You should never exercise your dog or allow them to run less than 2 hours after a meal. Ideally, exercise your dog 2 hours before their meal to minimize risks even further. This applies to all dogs but is particularly important in large, deep-chested breeds like Bloodhounds, Great Danes, Boxers, Wolfhounds, and Greyhounds.
3. Skin Problems
Bloodhounds can suffer from skin problems like hot spots, bacterial and fungal infections, and moist dermatitis. Severe cases may require surgical correction, similar to those used for entropion repair, but this is a condition that can usually be managed with appropriate treatment, like drying skin folds thoroughly after bathing and swimming, and using medicated skin wipes to prevent infection.
4. Ear Problems
Their big droopy ears are prone to ear infections for the same reasons they suffer from skin problems—trapped heat and moisture. The heavy ears make it almost impossible for air to reach the ear canals, so they often suffer from itchy, irritated, or infected ears.

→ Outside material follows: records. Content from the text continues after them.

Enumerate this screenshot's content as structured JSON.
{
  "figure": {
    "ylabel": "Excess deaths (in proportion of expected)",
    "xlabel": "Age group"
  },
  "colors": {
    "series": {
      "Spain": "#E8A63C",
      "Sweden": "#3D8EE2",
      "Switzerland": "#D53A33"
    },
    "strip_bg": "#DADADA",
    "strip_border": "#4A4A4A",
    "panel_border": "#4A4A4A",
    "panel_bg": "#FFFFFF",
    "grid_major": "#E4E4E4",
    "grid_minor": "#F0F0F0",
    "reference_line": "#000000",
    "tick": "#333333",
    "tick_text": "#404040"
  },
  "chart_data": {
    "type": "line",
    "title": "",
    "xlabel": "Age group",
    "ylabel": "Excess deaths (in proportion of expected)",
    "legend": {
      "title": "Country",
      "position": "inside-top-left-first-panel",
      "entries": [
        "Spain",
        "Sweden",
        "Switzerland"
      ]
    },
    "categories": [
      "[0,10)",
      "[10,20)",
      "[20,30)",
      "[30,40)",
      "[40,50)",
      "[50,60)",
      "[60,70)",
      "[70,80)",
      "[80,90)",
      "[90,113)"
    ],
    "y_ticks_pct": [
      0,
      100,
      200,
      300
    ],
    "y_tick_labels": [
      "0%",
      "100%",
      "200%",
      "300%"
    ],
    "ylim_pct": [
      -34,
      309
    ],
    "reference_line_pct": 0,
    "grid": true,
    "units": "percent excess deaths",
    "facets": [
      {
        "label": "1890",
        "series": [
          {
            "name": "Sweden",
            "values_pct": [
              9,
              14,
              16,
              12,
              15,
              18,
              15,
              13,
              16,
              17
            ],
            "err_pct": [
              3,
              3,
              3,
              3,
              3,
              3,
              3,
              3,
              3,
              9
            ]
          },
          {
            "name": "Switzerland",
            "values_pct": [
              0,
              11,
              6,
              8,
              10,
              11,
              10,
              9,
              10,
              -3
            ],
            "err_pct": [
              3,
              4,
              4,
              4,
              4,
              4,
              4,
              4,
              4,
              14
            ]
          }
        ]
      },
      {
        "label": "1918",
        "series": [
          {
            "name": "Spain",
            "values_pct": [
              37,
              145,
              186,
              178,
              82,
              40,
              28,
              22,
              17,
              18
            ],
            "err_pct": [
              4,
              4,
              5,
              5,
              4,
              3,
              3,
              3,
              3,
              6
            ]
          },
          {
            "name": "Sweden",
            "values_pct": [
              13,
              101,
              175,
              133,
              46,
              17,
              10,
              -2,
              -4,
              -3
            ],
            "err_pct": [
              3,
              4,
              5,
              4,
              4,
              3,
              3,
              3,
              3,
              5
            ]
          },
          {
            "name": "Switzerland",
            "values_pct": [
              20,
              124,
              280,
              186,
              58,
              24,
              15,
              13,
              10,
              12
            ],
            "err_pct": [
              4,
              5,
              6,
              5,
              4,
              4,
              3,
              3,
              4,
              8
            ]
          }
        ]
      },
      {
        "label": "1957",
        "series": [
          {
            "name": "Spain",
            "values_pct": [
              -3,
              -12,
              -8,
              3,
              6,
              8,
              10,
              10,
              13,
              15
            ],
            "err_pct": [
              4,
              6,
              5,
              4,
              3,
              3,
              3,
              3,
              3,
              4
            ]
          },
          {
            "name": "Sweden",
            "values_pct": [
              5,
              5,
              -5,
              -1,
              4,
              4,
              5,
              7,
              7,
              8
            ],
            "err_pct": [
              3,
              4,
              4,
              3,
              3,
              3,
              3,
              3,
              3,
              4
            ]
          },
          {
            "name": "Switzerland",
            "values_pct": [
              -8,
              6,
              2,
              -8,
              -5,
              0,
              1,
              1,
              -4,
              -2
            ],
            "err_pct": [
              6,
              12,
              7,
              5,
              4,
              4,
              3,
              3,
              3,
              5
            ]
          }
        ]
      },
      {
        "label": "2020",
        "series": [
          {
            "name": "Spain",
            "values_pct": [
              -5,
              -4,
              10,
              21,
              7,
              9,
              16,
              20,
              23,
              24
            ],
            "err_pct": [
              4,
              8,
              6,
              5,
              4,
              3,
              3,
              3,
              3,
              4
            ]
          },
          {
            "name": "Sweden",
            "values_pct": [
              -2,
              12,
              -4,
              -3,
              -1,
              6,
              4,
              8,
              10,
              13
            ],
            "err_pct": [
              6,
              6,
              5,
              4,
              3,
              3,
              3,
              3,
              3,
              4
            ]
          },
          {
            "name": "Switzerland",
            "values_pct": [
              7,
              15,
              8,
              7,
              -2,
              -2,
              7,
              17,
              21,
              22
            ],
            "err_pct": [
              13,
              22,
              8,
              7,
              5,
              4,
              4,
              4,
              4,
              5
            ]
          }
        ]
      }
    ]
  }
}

Inflammation and discharge are signs that you need to see your vet, as ear infections in this breed can escalate quickly. Having a skin and ear cleaning ritual in place is a great way to stay on top of these common issues.
5. Hip and Elbow Dysplasia
A common joint problem of many larger purebred dogs, hip and elbow dysplasia refers to the condition where the shapes of the bones forming the joint don’t fit together properly, leading to problematic movement and friction. This can be mild, causing arthritis to develop over time, or severe, resulting in significant lameness from an early age that may require surgical correction.
Reputable breeders should have their dogs registered with the relevant health screening organizations (e.g., the OFA in the US, or BVA in the UK) and be able to provide hip and elbow scores for both parents of a litter. By only breeding dogs with good hip and elbow conformation, the overall health of the breed may be improved.
In breeds prone to joint problems, like the Bloodhound, feeding a high-quality food specifically designed for large breeds can make a huge difference in their bone and joint health. This is particularly important when choosing a puppy food. Using joint supplements from a young age is another great way to maximize joint health and reduce the development of osteoarthritis and degenerative joint disease.
The lovable looks and gentle nature of the Bloodhound have put them in the top 50 most popular breeds in the US. Unfortunately, those droopy ears and wrinkled faces can be a source of real problems for these gentle giants, with many of their health issues associated with their skin folds and ears. On a positive note, by implementing a good maintenance regime from a young age, many of these issues can be managed or kept at bay.
While hip and elbow dysplasia cannot be prevented in an individual dog, responsible breeding can minimize the chances of your dog inheriting unhealthy joints. Feeding a high-quality dog food for large breeds can maximize healthy bone and joint development, and using joint supplements from a young age can help reduce the onset of osteoarthritis and degenerative joint disease.
GDV is a scary and dangerous condition, but by ensuring hour Bloodhound does not exercise close to mealtimes, their risk can be greatly reduced.
Overall, the Bloodhound is a relatively healthy breed, and provided you are committed to a healthy skin and ear cleaning routine, you can enjoy spending years together!